Leona Cummings

Polk County History Woman of the Year







Leona Cummings


I am what you call a full-blooded Swede. My dad, Samuel Lindquist was born in this country, but his parents and brother were born in Sweden. My mom, Annie Lundeen’s grandparents also came over from Sweden. There is a Lundeen Road off of “48” named after the family. Both of my parent’s attended Round Lake School and The Swedish Lutheran Church at Trade Lake (Zion) in Burnett County. With roots like that, I was meant to be a talker, an eater and a stubborn Swede.


I was born in 1928 on a farm that the Lundquist family homesteaded and was later lost in the depression years. Today my family would have been called needy or poor. In those days it was not noticeable, as everyone was in the same boat and it was accepted as a way of life.


We lived off the land and rented a number of different homes in Polk County. The rent was sometimes ten dollars a month and not always paid on time. My dad worked at a feed mill in Frederic a number of years and some summers my mom would walk two miles to town to work at Stokleys Canning Factory during the summer months. We were five kids; Carmond, Elaine (Johnson), Deloris (Peterson), myself, and Gloriann (Jones) and we all had jobs early in our lives. I was twelve years old when I started my first job as a hired girl on the Walter Lindh farm. I milked cows by hand, washed the separator, the dishes, the clothes and the face of a little girl.

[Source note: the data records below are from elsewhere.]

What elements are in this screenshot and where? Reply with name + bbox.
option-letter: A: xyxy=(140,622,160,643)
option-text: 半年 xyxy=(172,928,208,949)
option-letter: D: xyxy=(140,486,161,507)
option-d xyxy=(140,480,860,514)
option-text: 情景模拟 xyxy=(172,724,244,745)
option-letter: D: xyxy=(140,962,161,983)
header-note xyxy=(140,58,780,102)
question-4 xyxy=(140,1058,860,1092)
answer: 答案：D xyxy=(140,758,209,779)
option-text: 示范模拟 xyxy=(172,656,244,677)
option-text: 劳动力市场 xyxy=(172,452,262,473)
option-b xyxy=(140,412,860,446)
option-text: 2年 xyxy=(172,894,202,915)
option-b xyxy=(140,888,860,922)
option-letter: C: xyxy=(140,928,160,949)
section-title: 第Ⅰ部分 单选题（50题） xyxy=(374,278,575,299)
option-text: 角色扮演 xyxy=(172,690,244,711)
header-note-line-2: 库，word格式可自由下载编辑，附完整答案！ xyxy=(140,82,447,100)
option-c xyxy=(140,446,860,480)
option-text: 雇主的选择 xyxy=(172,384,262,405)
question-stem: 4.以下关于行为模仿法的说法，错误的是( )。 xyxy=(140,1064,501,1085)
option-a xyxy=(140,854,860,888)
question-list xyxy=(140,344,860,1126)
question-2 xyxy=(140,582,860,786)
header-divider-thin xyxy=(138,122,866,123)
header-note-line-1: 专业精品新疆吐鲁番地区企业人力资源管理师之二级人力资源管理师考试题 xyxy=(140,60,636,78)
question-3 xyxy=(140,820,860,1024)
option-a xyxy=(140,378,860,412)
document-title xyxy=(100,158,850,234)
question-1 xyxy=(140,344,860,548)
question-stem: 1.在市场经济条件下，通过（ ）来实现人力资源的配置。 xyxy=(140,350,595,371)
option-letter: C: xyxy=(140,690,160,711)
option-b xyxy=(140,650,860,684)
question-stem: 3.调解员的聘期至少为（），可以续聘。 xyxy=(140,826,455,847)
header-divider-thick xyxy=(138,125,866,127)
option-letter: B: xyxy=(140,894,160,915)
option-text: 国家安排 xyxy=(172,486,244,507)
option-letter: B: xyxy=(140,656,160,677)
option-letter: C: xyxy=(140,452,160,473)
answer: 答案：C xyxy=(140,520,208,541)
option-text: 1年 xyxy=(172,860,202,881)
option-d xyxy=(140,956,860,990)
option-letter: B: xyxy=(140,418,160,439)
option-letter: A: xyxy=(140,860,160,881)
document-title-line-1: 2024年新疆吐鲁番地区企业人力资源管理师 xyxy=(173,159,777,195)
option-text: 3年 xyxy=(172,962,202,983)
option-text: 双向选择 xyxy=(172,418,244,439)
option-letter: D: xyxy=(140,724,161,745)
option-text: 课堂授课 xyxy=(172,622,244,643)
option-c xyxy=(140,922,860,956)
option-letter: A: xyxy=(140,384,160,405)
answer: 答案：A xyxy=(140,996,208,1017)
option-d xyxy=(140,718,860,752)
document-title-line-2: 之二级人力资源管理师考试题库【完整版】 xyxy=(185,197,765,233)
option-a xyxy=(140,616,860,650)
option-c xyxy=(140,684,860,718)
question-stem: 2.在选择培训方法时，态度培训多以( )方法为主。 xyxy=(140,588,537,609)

I had Sunday’s off and I walked home for the day. I was paid $1.25 a week. I was treated as one of the family and I never felt that I was missing out on one single thing. I also worked in town for Gust Johnson’s. Mrs. Johnson worked for the telephone Company and I took care of a child and made supper. I moved back home when I was fifteen years old. I had money in the bank, knew the meaning of caring, sharing responsibility and appreciation.


I started working at Hagberg’s Store in Frederic when at fifteen years of age. I had to send to the state for a special permit to work. I worked there six and one-half years. I married Royce Cumming in 1950 and then worked as a bookkeeper for the electric company until we started our family in 1954. I was a stay at home mom for our four sons, Jeffrey, Jon, Jay and Gene.


Royce hauled logs until we started our family business of a sawmill. I still do all the bookwork for our business known as Cumming Lumber Company, Incorporated.


All of these jobs molded my life. The recipe I use most often was written by my grade school teacher, Inez Nelson in my autograph book in 1939:


                           True worth is in being, not in seeming,

                                  In doing each day that goes by, some

                            Little good not in dreaming, of great

                            Things to do by and by.




I have made that recipe a pattern for my life along with my gift from God, my imagination. For the past 30 years I have held a weekly Bible Study at our care center. I go as Grandma Passage to the North West Passage Child, Adolescent Center in Frederic. I share stories, laughter and hugs. I become Johnny Appleseed, a pilgrim lady, a schoolgirl, Rudolf the Red Nose Reindeer, a housewife; baking sewing and caring for the sick with home remedies and washing clothes on the washboard in my apron. In 1976, I became Betsy Ross with my collection of flags and memories. I do this to remind us of our duty to our country and to honor our veterans and our flag.


Perhaps my greatest little thing that grew into a great thing, was planting the seed that sprouted and grew into our Frederic Soo Line Depot Museum. This project was the result of ordinary people, pooling ordinary time and talent to accomplish an extra ordinary gift to our town and visitors.


Each day I make someone laugh and compliment someone. It doesn’t cost me one red cent, as they used to say. It isn’t money in the bank, it’s a gift to hearts.



Leona is a special gift to this community and we thank and honor her for the contribution she has made to mankind.


Garage sales are a big part of Leona’s life. Some years ago she told her sons that she had been to the mortuary and prepaid the funeral expenses and purchased a lot and a headstone. She came home and said, “I could just see what the headstone would say if it was left up to you boys. The oldest one would say, ‘let’s buy this one.’ The number two son would say, ‘let’s buy one a little nicer.’ Before she could finish the story the third son spoke up, ‘let’s buy her one at a garage sale, that’s the kind she would like the best.’”


Leona’s garage sale items are a history lesson from the past and she shares them with the young and old. She will become Betsy Ross for us at our March 22nd meeting, sharing some of the flags and other memories.